To start with this week, and as if to prove the point regarding sustainability of funding for vertical programmes, see this article on cash crisis for Global Fund. Financing ongoing interventions, let alone new ones, is going to be a huge challenge over the coming few years.
I had the opportunity to visit a refugee camp in the south-west of Uganda this week. It was a strange and fascinating experience, which i largely viewed from a medical standpoint. The camp has a long, long history, originally opened in 1957 and since then playing host to various waves of refugees from Burundi, Rwanda, DRC and, most recently, Somalia. It was a new and strange concept to me, that a refugee camp should be over 50 years old. But as repatriate rates fall age becoming a commoner feature - leaving a population in limbo, unable to fully integrate into their host country and unable/not wanted back in their original country.
Health within these camps is provided, at the moment and until January 1st (when one NGO takes full control), by several NGO's who take most of their funding from the United Nations High Commission for Refugees. The fascinating irony of this was that these refugee's received far better primary healthcare than their surrounding nationals. It was all free at the point of delivery, which although was in keeping with national guidance, rarely happened at national centres as drug and testing stores were normally empty within a week of their arrival, leaving patients to buy their own. Clinical officers, who competed for higher than average salaries (contributing to the internal brain drain), could choose from a variety to rapid, point of care tests to help with their diagnosis and select from a variety of drugs. One striking example from that day was that IV Ceftriaxone - the choice antibiotic for meningitis and severe pneumonia - was available in these health centres but not in the nearby University Teaching Hospital. I guess at this point it's important to note that this service did not exclude Ugandan nationals. In fact approximately 40% of their patients were local people, travelling into the "camp" for healthcare
What is the consequence of this? On face value it means that it is possible to provide high quality care to potentially vulnerable populations; an equitable and commendable aim. But, there is also the risk in creating a dual health system with questionable sustainability. What happens when this NGO decides that another refugee camp needs it services more? Do they pull out, leaving their drugs and equipment, and leaving the health workers to move back to their original homes to find a national salary? Most likely, following the short burst of healthcare provided by the NGO, the population is plunged back into the situation it started, and back to the drawing board of building its health system. Its a situation i have seen happen before and i am sure happens across the world.

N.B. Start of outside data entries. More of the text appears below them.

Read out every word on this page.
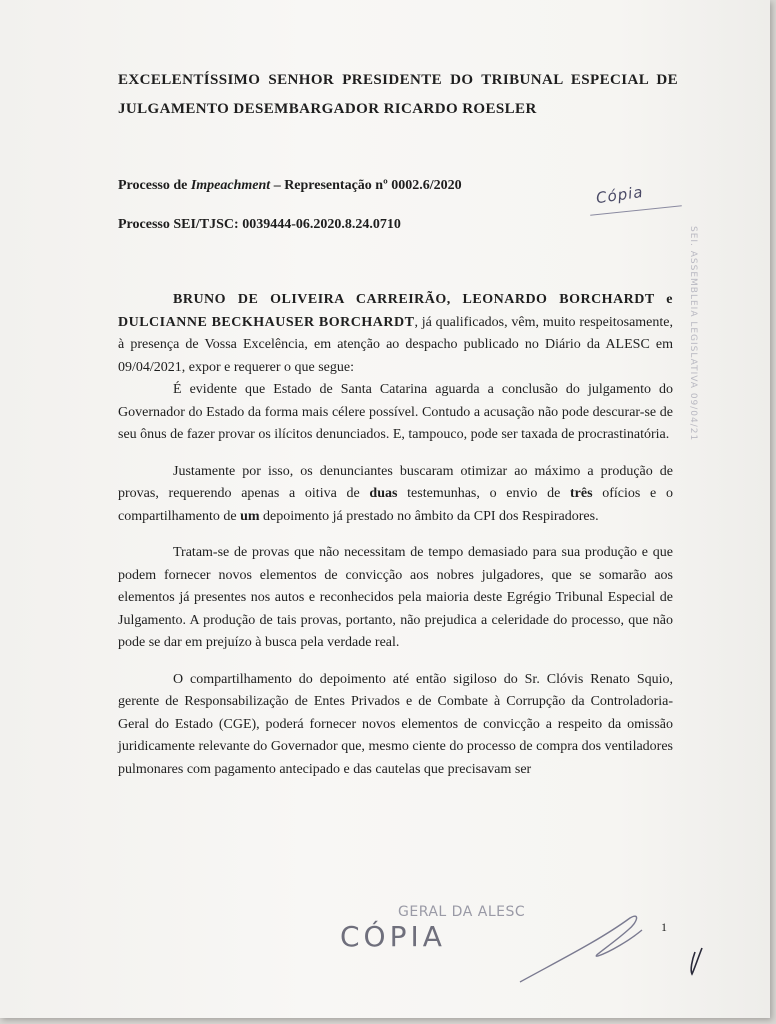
EXCELENTÍSSIMO SENHOR PRESIDENTE DO TRIBUNAL ESPECIAL DE JULGAMENTO DESEMBARGADOR RICARDO ROESLER
Processo de Impeachment – Representação nº 0002.6/2020
Processo SEI/TJSC: 0039444-06.2020.8.24.0710
Cópia
SEI. ASSEMBLEIA LEGISLATIVA 09/04/21

BRUNO DE OLIVEIRA CARREIRÃO, LEONARDO BORCHARDT e DULCIANNE BECKHAUSER BORCHARDT, já qualificados, vêm, muito respeitosamente, à presença de Vossa Excelência, em atenção ao despacho publicado no Diário da ALESC em 09/04/2021, expor e requerer o que segue:

É evidente que Estado de Santa Catarina aguarda a conclusão do julgamento do Governador do Estado da forma mais célere possível. Contudo a acusação não pode descurar-se de seu ônus de fazer provar os ilícitos denunciados. E, tampouco, pode ser taxada de procrastinatória.

Justamente por isso, os denunciantes buscaram otimizar ao máximo a produção de provas, requerendo apenas a oitiva de duas testemunhas, o envio de três ofícios e o compartilhamento de um depoimento já prestado no âmbito da CPI dos Respiradores.

Tratam-se de provas que não necessitam de tempo demasiado para sua produção e que podem fornecer novos elementos de convicção aos nobres julgadores, que se somarão aos elementos já presentes nos autos e reconhecidos pela maioria deste Egrégio Tribunal Especial de Julgamento. A produção de tais provas, portanto, não prejudica a celeridade do processo, que não pode se dar em prejuízo à busca pela verdade real.

O compartilhamento do depoimento até então sigiloso do Sr. Clóvis Renato Squio, gerente de Responsabilização de Entes Privados e de Combate à Corrupção da Controladoria-Geral do Estado (CGE), poderá fornecer novos elementos de convicção a respeito da omissão juridicamente relevante do Governador que, mesmo ciente do processo de compra dos ventiladores pulmonares com pagamento antecipado e das cautelas que precisavam ser

GERAL DA ALESC
CÓPIA	1
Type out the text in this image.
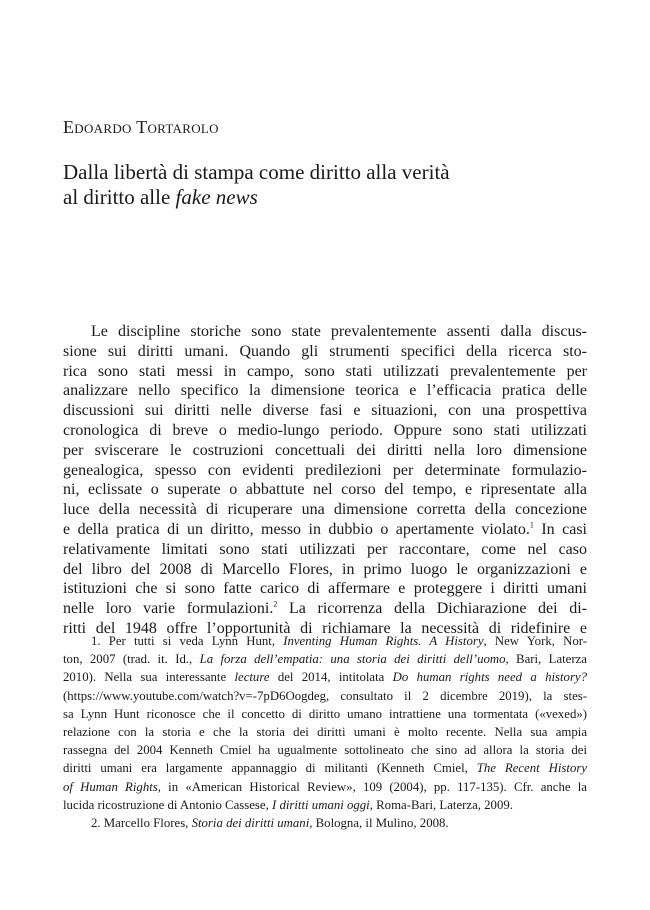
Edoardo Tortarolo
Dalla libertà di stampa come diritto alla verità
al diritto alle fake news
Le discipline storiche sono state prevalentemente assenti dalla discus-
sione sui diritti umani. Quando gli strumenti specifici della ricerca sto-
rica sono stati messi in campo, sono stati utilizzati prevalentemente per
analizzare nello specifico la dimensione teorica e l’efficacia pratica delle
discussioni sui diritti nelle diverse fasi e situazioni, con una prospettiva
cronologica di breve o medio-lungo periodo. Oppure sono stati utilizzati
per sviscerare le costruzioni concettuali dei diritti nella loro dimensione
genealogica, spesso con evidenti predilezioni per determinate formulazio-
ni, eclissate o superate o abbattute nel corso del tempo, e ripresentate alla
luce della necessità di ricuperare una dimensione corretta della concezione
e della pratica di un diritto, messo in dubbio o apertamente violato.$^1$ In casi
relativamente limitati sono stati utilizzati per raccontare, come nel caso
del libro del 2008 di Marcello Flores, in primo luogo le organizzazioni e
istituzioni che si sono fatte carico di affermare e proteggere i diritti umani
nelle loro varie formulazioni.$^2$ La ricorrenza della Dichiarazione dei di-
ritti del 1948 offre l’opportunità di richiamare la necessità di ridefinire e
1. Per tutti si veda Lynn Hunt, Inventing Human Rights. A History, New York, Nor-
ton, 2007 (trad. it. Id., La forza dell’empatia: una storia dei diritti dell’uomo, Bari, Laterza
2010). Nella sua interessante lecture del 2014, intitolata Do human rights need a history?
(https://www.youtube.com/watch?v=-7pD6Oogdeg, consultato il 2 dicembre 2019), la stes-
sa Lynn Hunt riconosce che il concetto di diritto umano intrattiene una tormentata («vexed»)
relazione con la storia e che la storia dei diritti umani è molto recente. Nella sua ampia
rassegna del 2004 Kenneth Cmiel ha ugualmente sottolineato che sino ad allora la storia dei
diritti umani era largamente appannaggio di militanti (Kenneth Cmiel, The Recent History
of Human Rights, in «American Historical Review», 109 (2004), pp. 117-135). Cfr. anche la
lucida ricostruzione di Antonio Cassese, I diritti umani oggi, Roma-Bari, Laterza, 2009.
2. Marcello Flores, Storia dei diritti umani, Bologna, il Mulino, 2008.
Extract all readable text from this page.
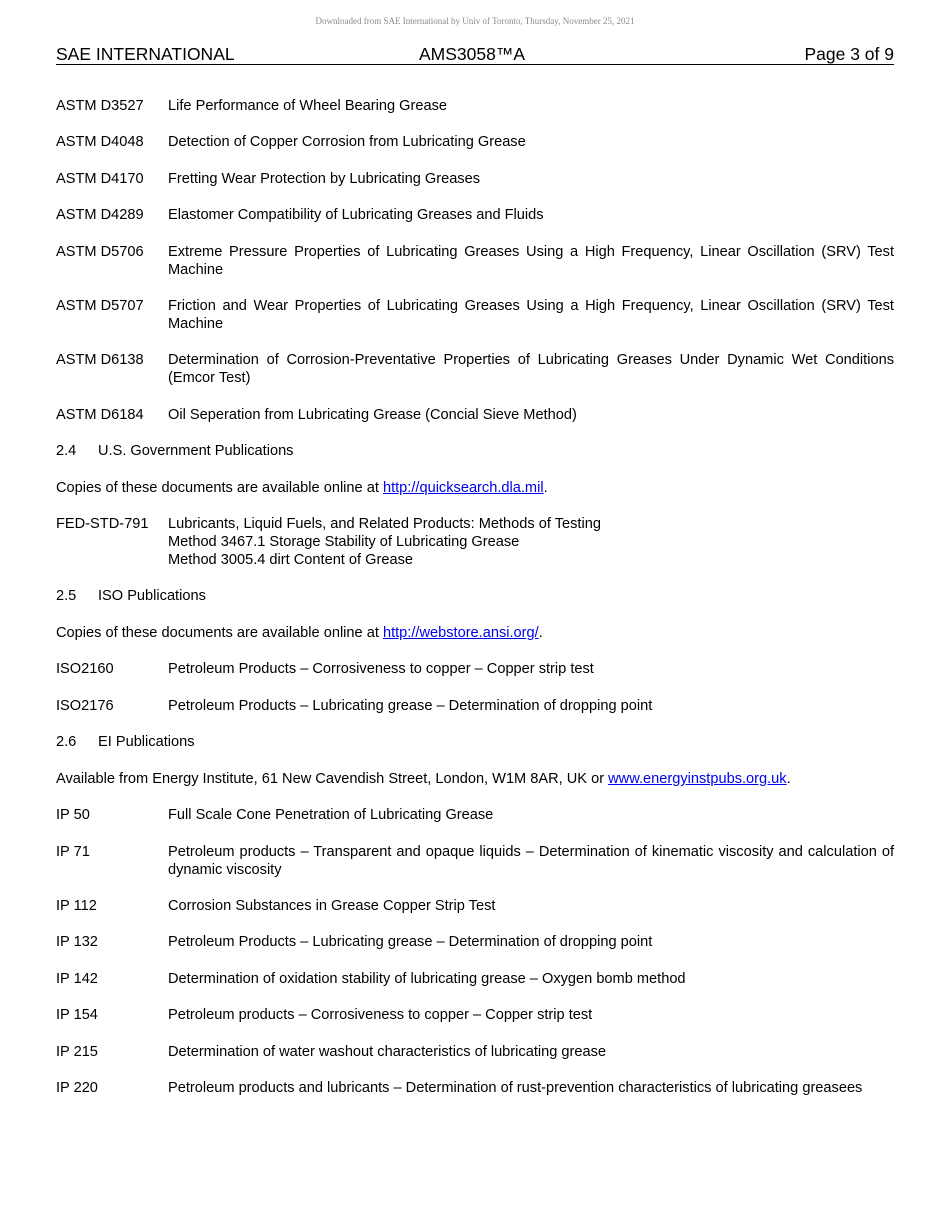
Downloaded from SAE International by Univ of Toronto, Thursday, November 25, 2021
SAE INTERNATIONAL	AMS3058™A	Page 3 of 9
ASTM D3527 Life Performance of Wheel Bearing Grease
ASTM D4048 Detection of Copper Corrosion from Lubricating Grease
ASTM D4170 Fretting Wear Protection by Lubricating Greases
ASTM D4289 Elastomer Compatibility of Lubricating Greases and Fluids
ASTM D5706 Extreme Pressure Properties of Lubricating Greases Using a High Frequency, Linear Oscillation (SRV) Test Machine
ASTM D5707 Friction and Wear Properties of Lubricating Greases Using a High Frequency, Linear Oscillation (SRV) Test Machine
ASTM D6138 Determination of Corrosion-Preventative Properties of Lubricating Greases Under Dynamic Wet Conditions (Emcor Test)
ASTM D6184 Oil Seperation from Lubricating Grease (Concial Sieve Method)
2.4 U.S. Government Publications
Copies of these documents are available online at http://quicksearch.dla.mil.
FED-STD-791 Lubricants, Liquid Fuels, and Related Products: Methods of Testing
Method 3467.1 Storage Stability of Lubricating Grease
Method 3005.4 dirt Content of Grease
2.5 ISO Publications
Copies of these documents are available online at http://webstore.ansi.org/.
ISO2160	Petroleum Products – Corrosiveness to copper – Copper strip test
ISO2176	Petroleum Products – Lubricating grease – Determination of dropping point
2.6 EI Publications
Available from Energy Institute, 61 New Cavendish Street, London, W1M 8AR, UK or www.energyinstpubs.org.uk.
IP 50	Full Scale Cone Penetration of Lubricating Grease
IP 71	Petroleum products – Transparent and opaque liquids – Determination of kinematic viscosity and calculation of dynamic viscosity
IP 112	Corrosion Substances in Grease Copper Strip Test
IP 132	Petroleum Products – Lubricating grease – Determination of dropping point
IP 142	Determination of oxidation stability of lubricating grease – Oxygen bomb method
IP 154	Petroleum products – Corrosiveness to copper – Copper strip test
IP 215	Determination of water washout characteristics of lubricating grease
IP 220	Petroleum products and lubricants – Determination of rust-prevention characteristics of lubricating greasees
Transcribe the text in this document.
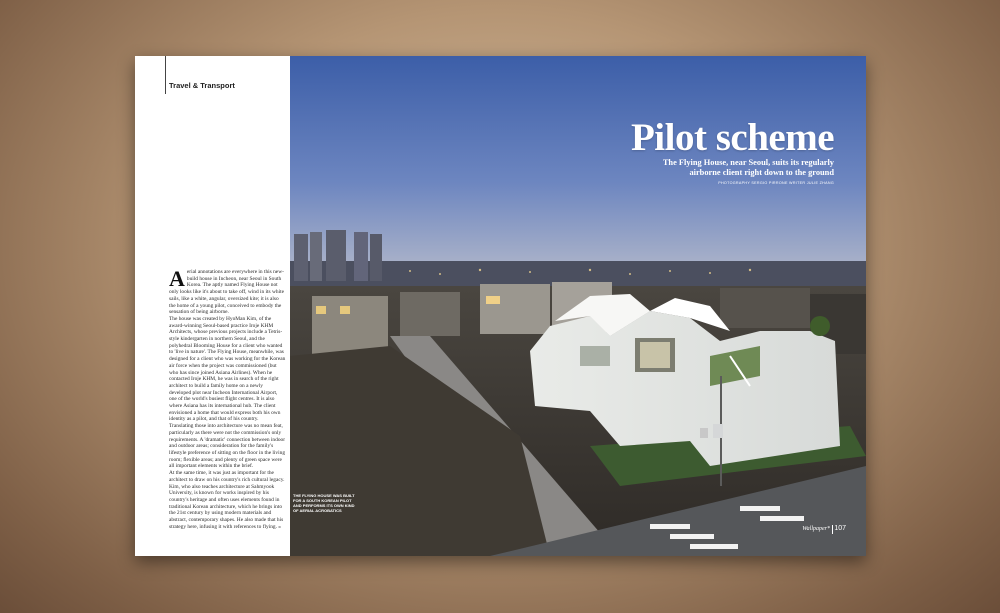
Travel & Transport
A erial annotations are everywhere in this new-build house in Incheon, near Seoul in South Korea. The aptly named Flying House not only looks like it's about to take off, wind in its white sails, like a white, angular, oversized kite; it is also the home of a young pilot, conceived to embody the sensation of being airborne.

The house was created by HyoMan Kim, of the award-winning Seoul-based practice Iroje KHM Architects, whose previous projects include a Tetris-style kindergarten in northern Seoul, and the polyhedral Blooming House for a client who wanted to 'live in nature'. The Flying House, meanwhile, was designed for a client who was working for the Korean air force when the project was commissioned (but who has since joined Asiana Airlines). When he contacted Iroje KHM, he was in search of the right architect to build a family home on a newly developed plot near Incheon International Airport, one of the world's busiest flight centres. It is also where Asiana has its international hub. The client envisioned a home that would express both his own identity as a pilot, and that of his country.

Translating those into architecture was no mean feat, particularly as there were not the commission's only requirements. A 'dramatic' connection between indoor and outdoor areas; consideration for the family's lifestyle preference of sitting on the floor in the living room; flexible areas; and plenty of green space were all important elements within the brief.

At the same time, it was just as important for the architect to draw on his country's rich cultural legacy. Kim, who also teaches architecture at Sahmyook University, is known for works inspired by his country's heritage and often uses elements found in traditional Korean architecture, which he brings into the 21st century by using modern materials and abstract, contemporary shapes. He also made that his strategy here, infusing it with references to flying. »

Pilot scheme
The Flying House, near Seoul, suits its regularly airborne client right down to the ground
PHOTOGRAPHY SERGIO PIRRONE WRITER JULIE ZHANG
THE FLYING HOUSE WAS BUILT FOR A SOUTH KOREAN PILOT AND PERFORMS ITS OWN KIND OF AERIAL ACROBATICS
Wallpaper* 107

I have to say though, in this situation and watching these health centres so successfully provide for the basic health needs of the "camp" with an all Ugandan team, employed by a foreign NGO, is a satisfying experience and perhaps there is a lot to be learned from them that can be applied generically. Maybe the answer therefore is in the handover, making sure that the good work that these NGO's do is not lost, and its not a case of back to the drawing board.

Yes! your thoughts echo mine exactly on this one, so eloquently. The refugee camp was like a happy bubble of how things could be for Ugandans. Hopefully the Team there will be able to continue the good work to some extent, even if funding becomes unsustainable.